Die aufschiebende Wirkung der beim Verwaltungsgericht Minden anhängigen Klage des Antragstellers (1 K 1152/09) gegen die Bauordnungsverfügung des Antragsgegners vom 5. Mai 2009 in der Fassung vom 18. August 2009 wird wiederhergestellt, soweit sie die Regelungen unter Ziffern 1. und 2. zum Gegenstand hat, und angeordnet, soweit sie die unter Ziffer 3. verfügte Zwangsgeldandrohung betrifft.

Die Kosten des erstinstanzlichen Verfahrens trägt der Antragsgegner; von den Kosten des Beschwerdeverfahrens trägt der Antragsgegner die Hälfte, die Beigeladenen zu 1. und 2. als Gesamtschuldner ein Viertel und die Beigeladenen zu 3. und 4. ebenfalls als Gesamtschuldner ein Viertel. Die außergerichtlichen Kosten der Beigeladenen sind nicht erstattungsfähig.

Der Streitwert wird auch für das Beschwerdeverfahren auf 2.500 EUR festgesetzt.

Gründe

Die zulässige, namentlich rechtzeitig eingelegte und fristgerecht in einer den Anforderungen des § 146 Abs. 4 Satz 3 VwGO genügenden Weise begründete Beschwerde des Antragstellers hat in der Sache Erfolg.

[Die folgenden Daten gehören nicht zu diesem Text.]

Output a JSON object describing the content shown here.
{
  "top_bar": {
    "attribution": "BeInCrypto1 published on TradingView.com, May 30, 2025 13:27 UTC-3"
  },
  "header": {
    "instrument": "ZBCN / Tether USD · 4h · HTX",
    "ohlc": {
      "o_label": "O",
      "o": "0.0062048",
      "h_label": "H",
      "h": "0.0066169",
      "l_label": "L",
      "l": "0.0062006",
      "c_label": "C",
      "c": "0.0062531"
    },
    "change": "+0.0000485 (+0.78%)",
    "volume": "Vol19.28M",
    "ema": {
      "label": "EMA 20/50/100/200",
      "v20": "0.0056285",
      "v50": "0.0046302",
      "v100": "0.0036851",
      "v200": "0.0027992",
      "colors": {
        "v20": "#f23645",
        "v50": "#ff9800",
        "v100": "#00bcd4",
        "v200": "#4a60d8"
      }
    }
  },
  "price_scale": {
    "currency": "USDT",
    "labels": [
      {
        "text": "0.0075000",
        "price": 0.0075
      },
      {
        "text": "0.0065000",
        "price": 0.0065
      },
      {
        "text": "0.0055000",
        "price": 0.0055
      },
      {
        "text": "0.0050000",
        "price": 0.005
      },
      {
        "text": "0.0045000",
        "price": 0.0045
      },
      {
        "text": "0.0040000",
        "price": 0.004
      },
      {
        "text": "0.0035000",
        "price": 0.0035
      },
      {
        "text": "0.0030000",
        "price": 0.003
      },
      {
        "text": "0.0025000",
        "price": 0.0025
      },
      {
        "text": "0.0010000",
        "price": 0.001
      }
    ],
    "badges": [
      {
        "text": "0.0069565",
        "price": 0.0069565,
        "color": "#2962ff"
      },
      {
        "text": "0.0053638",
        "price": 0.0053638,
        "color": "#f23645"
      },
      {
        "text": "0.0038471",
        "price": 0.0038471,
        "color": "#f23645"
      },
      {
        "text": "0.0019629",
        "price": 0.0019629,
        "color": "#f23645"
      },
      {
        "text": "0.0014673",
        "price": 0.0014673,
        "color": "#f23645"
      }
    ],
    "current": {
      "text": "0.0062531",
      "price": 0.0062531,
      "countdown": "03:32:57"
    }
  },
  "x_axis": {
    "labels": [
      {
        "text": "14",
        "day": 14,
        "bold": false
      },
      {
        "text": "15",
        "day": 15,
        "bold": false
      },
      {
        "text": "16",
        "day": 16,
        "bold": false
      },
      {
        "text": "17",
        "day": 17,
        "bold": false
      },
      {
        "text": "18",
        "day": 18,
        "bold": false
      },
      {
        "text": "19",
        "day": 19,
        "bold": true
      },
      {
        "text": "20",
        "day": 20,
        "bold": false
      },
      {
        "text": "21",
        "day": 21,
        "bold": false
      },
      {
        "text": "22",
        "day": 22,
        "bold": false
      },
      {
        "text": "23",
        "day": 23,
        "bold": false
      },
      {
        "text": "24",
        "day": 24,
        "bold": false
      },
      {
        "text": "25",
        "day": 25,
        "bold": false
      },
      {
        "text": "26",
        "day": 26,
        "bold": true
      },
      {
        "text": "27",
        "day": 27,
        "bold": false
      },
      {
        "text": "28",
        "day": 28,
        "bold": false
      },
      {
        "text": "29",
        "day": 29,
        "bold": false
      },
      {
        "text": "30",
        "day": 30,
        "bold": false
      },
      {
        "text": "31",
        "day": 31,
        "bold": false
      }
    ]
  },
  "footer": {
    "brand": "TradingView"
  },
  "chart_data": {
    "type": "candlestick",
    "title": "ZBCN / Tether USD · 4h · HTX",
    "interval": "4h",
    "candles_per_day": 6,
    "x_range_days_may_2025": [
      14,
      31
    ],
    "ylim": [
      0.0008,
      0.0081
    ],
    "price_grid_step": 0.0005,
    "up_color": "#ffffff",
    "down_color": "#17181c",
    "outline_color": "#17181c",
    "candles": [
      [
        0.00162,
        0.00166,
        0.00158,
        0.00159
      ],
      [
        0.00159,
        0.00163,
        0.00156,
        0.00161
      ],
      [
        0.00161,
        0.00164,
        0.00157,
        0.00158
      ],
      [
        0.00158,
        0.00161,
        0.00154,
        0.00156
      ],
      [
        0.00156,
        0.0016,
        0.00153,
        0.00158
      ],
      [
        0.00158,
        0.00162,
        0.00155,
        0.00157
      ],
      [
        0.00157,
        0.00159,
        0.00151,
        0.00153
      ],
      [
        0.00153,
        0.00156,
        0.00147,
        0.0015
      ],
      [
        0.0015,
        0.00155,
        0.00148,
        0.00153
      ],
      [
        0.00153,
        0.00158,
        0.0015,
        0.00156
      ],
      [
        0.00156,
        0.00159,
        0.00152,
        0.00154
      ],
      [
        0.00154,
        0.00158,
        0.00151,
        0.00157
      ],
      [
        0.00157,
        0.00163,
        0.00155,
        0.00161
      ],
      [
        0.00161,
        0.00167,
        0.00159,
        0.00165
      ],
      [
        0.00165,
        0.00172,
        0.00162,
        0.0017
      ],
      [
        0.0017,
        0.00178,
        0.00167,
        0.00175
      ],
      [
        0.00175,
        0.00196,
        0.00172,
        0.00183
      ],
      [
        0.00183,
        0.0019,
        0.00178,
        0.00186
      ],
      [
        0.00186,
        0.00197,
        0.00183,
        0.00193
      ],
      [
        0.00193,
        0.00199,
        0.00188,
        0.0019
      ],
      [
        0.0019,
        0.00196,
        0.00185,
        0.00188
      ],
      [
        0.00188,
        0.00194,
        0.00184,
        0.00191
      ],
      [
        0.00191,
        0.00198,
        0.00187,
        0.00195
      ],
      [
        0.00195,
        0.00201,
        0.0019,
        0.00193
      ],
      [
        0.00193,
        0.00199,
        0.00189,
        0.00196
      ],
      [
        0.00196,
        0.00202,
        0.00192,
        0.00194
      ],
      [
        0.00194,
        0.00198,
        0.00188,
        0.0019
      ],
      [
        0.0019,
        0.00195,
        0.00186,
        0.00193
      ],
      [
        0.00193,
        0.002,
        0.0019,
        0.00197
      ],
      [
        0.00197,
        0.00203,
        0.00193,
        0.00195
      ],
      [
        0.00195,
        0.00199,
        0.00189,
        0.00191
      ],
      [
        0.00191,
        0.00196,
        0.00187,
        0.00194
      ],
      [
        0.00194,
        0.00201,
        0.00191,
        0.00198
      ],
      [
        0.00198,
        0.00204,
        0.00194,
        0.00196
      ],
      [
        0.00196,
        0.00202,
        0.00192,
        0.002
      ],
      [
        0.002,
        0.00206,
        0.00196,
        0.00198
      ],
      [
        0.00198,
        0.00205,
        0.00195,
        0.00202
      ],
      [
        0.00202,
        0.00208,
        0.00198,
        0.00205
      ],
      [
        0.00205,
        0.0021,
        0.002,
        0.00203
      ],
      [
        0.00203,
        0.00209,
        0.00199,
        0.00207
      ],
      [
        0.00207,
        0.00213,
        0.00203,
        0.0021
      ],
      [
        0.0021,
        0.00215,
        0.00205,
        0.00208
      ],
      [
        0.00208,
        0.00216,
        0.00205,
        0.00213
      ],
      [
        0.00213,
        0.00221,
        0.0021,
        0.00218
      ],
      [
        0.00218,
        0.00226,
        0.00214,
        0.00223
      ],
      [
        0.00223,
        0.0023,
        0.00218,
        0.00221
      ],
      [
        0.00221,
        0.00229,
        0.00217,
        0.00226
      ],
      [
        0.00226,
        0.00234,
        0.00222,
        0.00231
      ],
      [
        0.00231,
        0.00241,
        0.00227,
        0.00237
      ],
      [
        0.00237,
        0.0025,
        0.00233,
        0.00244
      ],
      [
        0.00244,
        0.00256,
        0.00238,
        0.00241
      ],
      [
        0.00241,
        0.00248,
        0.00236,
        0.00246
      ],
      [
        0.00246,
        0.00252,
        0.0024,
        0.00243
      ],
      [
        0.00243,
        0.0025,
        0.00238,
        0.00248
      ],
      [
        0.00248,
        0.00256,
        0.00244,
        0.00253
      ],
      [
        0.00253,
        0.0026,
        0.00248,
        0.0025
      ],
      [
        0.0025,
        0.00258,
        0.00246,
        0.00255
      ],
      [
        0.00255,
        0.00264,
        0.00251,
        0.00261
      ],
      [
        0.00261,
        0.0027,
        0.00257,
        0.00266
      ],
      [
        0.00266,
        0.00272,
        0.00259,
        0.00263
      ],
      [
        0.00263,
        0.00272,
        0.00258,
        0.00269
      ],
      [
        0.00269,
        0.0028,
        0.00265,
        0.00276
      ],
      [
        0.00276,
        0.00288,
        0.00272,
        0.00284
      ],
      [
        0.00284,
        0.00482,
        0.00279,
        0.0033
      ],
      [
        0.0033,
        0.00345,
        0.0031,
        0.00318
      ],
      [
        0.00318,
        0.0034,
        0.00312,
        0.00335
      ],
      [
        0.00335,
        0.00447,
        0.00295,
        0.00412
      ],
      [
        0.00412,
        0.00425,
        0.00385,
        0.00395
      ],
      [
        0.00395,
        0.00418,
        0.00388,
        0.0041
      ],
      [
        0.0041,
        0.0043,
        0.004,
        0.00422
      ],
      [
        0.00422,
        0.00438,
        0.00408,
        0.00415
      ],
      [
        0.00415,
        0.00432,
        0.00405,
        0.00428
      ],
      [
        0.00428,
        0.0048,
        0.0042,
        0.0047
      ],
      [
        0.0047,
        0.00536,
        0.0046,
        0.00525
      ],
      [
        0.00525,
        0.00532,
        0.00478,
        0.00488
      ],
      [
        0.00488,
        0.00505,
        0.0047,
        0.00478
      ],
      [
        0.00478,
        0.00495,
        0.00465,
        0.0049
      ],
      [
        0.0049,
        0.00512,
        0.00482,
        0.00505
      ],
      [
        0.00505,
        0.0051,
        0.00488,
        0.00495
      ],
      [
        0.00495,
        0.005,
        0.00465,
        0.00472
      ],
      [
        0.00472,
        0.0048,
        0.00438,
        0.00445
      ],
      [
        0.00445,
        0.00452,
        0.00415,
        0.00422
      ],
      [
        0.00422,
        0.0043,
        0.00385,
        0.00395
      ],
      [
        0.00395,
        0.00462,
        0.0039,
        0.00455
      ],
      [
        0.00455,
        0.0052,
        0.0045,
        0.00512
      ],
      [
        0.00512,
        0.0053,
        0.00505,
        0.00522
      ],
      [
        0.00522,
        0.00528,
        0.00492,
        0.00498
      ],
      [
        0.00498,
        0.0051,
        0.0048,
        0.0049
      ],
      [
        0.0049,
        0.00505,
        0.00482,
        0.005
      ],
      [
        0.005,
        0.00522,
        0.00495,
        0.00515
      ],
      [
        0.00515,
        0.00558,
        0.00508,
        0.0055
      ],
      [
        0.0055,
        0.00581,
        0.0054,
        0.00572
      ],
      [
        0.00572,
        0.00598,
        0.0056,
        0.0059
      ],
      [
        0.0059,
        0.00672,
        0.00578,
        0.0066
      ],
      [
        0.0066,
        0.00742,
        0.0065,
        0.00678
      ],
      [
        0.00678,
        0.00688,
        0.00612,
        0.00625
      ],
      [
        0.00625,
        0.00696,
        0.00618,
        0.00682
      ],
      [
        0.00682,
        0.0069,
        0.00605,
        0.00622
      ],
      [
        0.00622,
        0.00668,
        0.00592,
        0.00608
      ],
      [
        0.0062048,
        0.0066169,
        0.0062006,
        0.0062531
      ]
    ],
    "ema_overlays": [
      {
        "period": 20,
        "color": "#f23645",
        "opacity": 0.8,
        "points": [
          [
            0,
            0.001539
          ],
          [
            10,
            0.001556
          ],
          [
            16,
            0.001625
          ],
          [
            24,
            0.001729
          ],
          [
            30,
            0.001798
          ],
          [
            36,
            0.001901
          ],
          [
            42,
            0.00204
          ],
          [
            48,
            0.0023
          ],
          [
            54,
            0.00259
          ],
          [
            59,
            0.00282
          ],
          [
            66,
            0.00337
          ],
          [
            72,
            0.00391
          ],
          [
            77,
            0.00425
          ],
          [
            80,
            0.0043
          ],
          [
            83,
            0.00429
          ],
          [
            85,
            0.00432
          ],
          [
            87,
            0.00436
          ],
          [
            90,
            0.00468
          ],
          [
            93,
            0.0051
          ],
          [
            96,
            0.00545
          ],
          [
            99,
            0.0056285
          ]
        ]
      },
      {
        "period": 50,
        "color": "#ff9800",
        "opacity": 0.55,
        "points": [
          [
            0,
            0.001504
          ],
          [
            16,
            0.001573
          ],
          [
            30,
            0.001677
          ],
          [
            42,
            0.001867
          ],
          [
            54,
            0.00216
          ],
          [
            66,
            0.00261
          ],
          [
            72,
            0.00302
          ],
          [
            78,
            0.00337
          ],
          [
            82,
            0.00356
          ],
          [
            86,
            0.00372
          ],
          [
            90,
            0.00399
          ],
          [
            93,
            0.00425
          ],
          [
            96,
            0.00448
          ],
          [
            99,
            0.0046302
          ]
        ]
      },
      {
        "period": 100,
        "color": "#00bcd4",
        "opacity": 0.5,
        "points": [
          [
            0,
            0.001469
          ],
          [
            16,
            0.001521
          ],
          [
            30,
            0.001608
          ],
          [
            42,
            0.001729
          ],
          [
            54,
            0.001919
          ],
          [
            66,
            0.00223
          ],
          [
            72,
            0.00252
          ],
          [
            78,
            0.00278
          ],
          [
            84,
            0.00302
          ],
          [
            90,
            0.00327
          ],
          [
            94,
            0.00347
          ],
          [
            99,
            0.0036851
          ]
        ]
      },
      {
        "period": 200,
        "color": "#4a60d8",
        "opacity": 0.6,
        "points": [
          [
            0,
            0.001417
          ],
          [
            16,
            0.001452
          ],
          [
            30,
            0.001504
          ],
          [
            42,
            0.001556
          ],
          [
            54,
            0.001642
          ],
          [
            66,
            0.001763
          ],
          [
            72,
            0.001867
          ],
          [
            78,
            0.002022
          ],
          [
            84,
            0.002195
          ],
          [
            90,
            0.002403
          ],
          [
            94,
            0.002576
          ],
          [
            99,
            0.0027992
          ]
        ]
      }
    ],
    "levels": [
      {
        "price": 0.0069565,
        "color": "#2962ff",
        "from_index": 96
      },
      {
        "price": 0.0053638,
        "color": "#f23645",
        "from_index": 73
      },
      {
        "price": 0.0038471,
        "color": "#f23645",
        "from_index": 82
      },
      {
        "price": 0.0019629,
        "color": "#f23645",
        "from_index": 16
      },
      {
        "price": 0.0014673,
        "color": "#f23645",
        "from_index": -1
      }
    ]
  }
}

Mit der Beschwerde verfolgt der Antragsteller sein erstinstanzliches Begehren auf Regelung der Vollziehung der Ordnungsverfügung des Antragsgegners vom 5. Mai 2009 in der Fassung der Änderung aus August nach § 80 Abs. 5 VwGO weiter. Mit dieser Verfügung ist ihm unter Fristsetzung und Androhung von Zwangsgeld (Ziffer 3.) aufgegeben worden, die Geländeaufschüttung auf seinem Grundstück L.------weg 14 (Gemarkung I. , Flur 10, Flurstück 932) bis zur Höhe des ursprünglichen Geländes vollständig zu entfernen (Ziffer 1.) und dies durch einen öffentlich bestellten Vermessungsingenieur bestätigen zu lassen (Ziffer 2.).

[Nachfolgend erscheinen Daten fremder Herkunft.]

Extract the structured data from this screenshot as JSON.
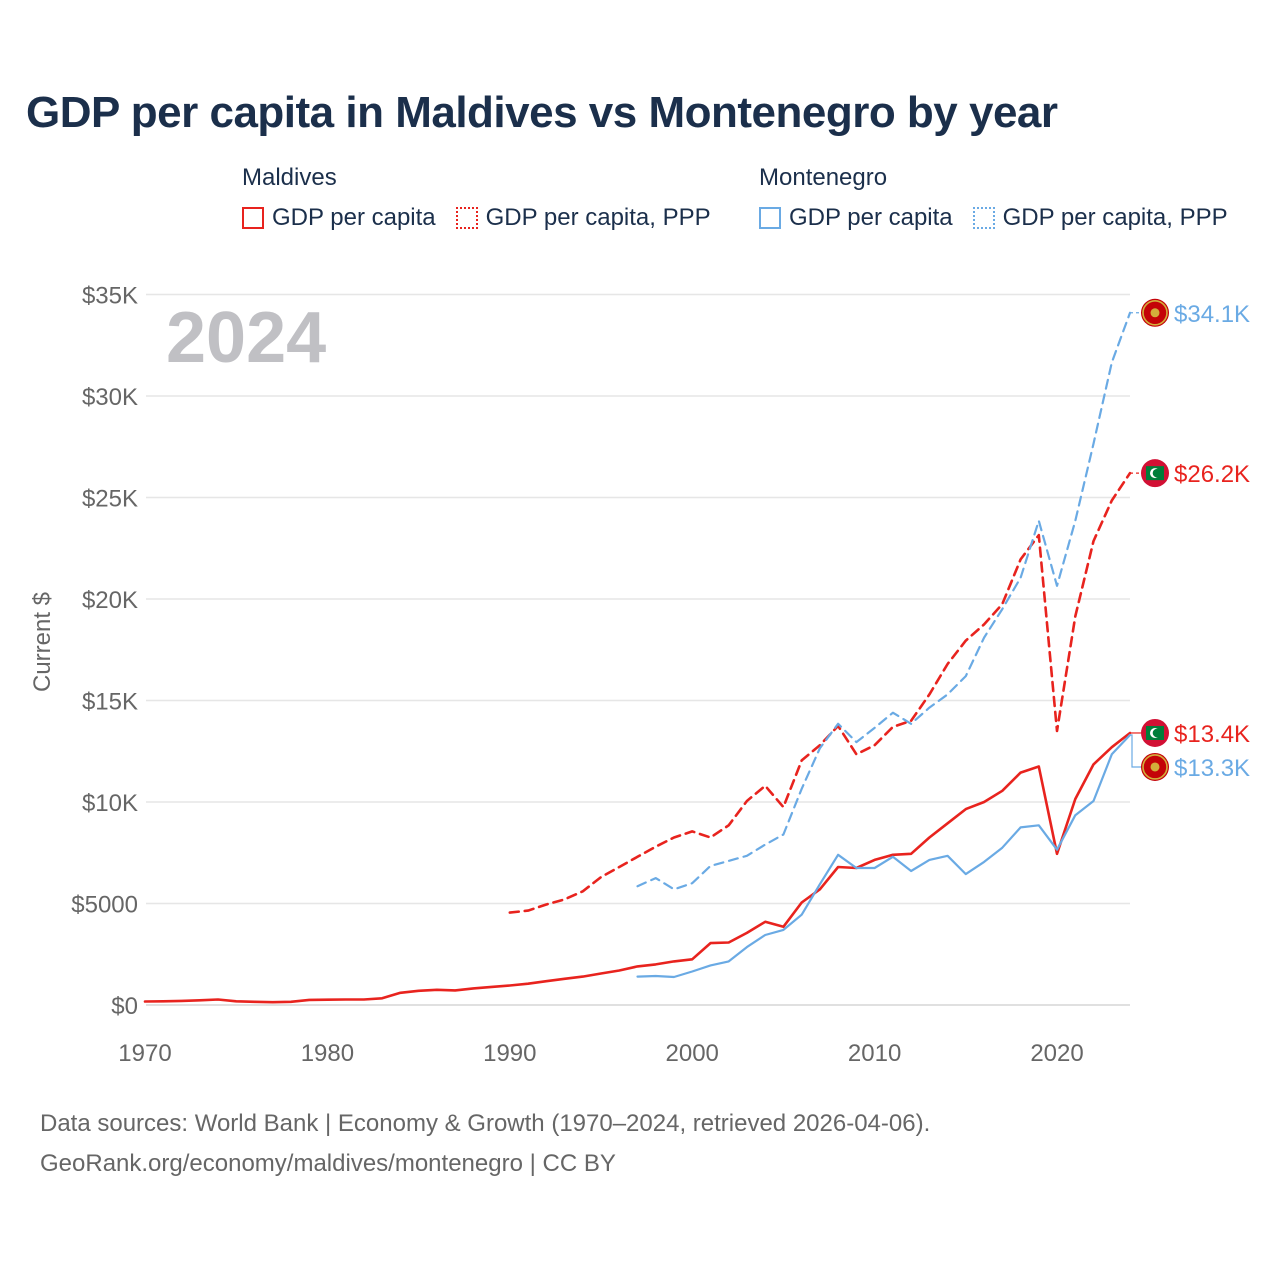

Die nach § 80 Abs. 5 VwGO gebotene Abwägung der widerstreitenden Interessen fällt auf der Grundlage des Beschwerdevorbringens der Beteiligten zu Gunsten des Antragstellers aus. An der sofortigen Vollziehung der im Wesentlichen streitigen Anordnung der Entfernung der Geländeaufschüttung besteht kein überwiegendes (öffentliches oder privates) Interesse. Das gilt hier unabhängig von der Beurteilung der Erfolgsaussichten der Klage. Deshalb mag auch im Ergebnis dahinstehen, ob die Aufschüttung (weiterhin) gegen die bauordnungsrechtlichen Vorgaben über die Einhaltung von Abstandflächen verstößt und die Beseitigungsverfügung - wie vom Verwaltungsgericht zugrunde gelegt - im Klageverfahren voraussichtlich Bestand haben wird.

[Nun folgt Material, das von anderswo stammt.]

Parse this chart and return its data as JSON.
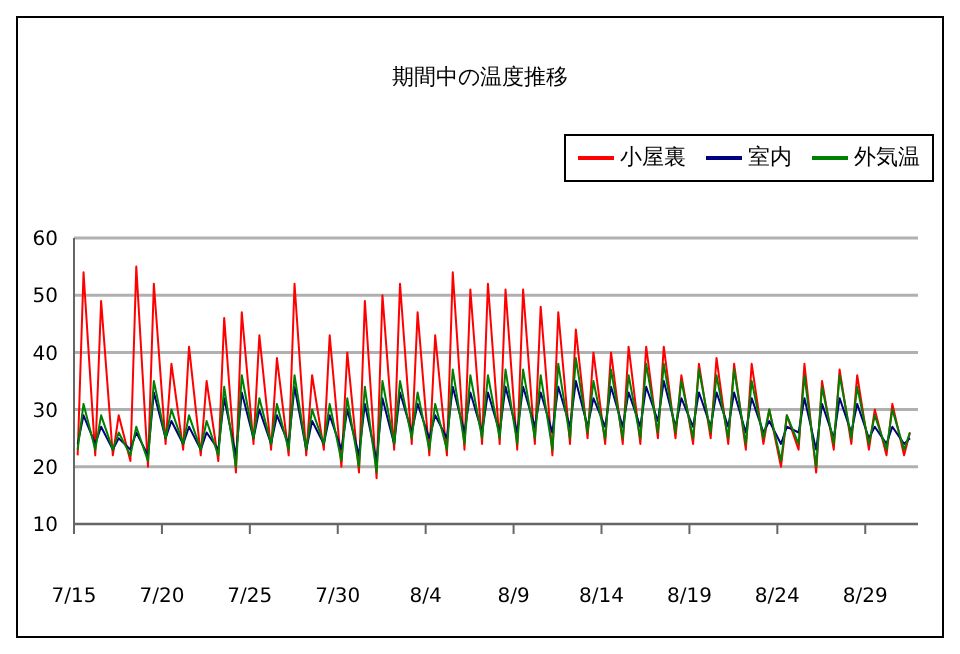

Wie das Verwaltungsgericht zutreffend herausgestellt hat, rechtfertigt sich die Anordnung der sofortigen Vollziehung einer bauordnungsrechtlichen Verfügung, welche wie hier die Beseitigung von Bausubstanz fordert, nur in besonders gelagerten Ausnahmefällen. In Anknüpfung an die gewichtigen Auswirkungen eines solchen Eingriffs ist es regelmäßig schon Gründen der Gewährung effektiven Rechtsschutzes geschuldet, dem Interesse des Ordnungspflichtigen an dem Erhalt der aufschiebenden Wirkung seiner Klage den Vorrang einzuräumen.

Vgl. OVG NRW, Beschluss vom 5. September 2005 - 7 B 1055/05 -, Beschluss vom 5. März 2007

- 10 B 274/07 -; OVG Mecklenburg-Vorpommern, Beschluss vom 6. Februar 2008 - 3 M 9/08 -,

BRS 72 Nr. 186.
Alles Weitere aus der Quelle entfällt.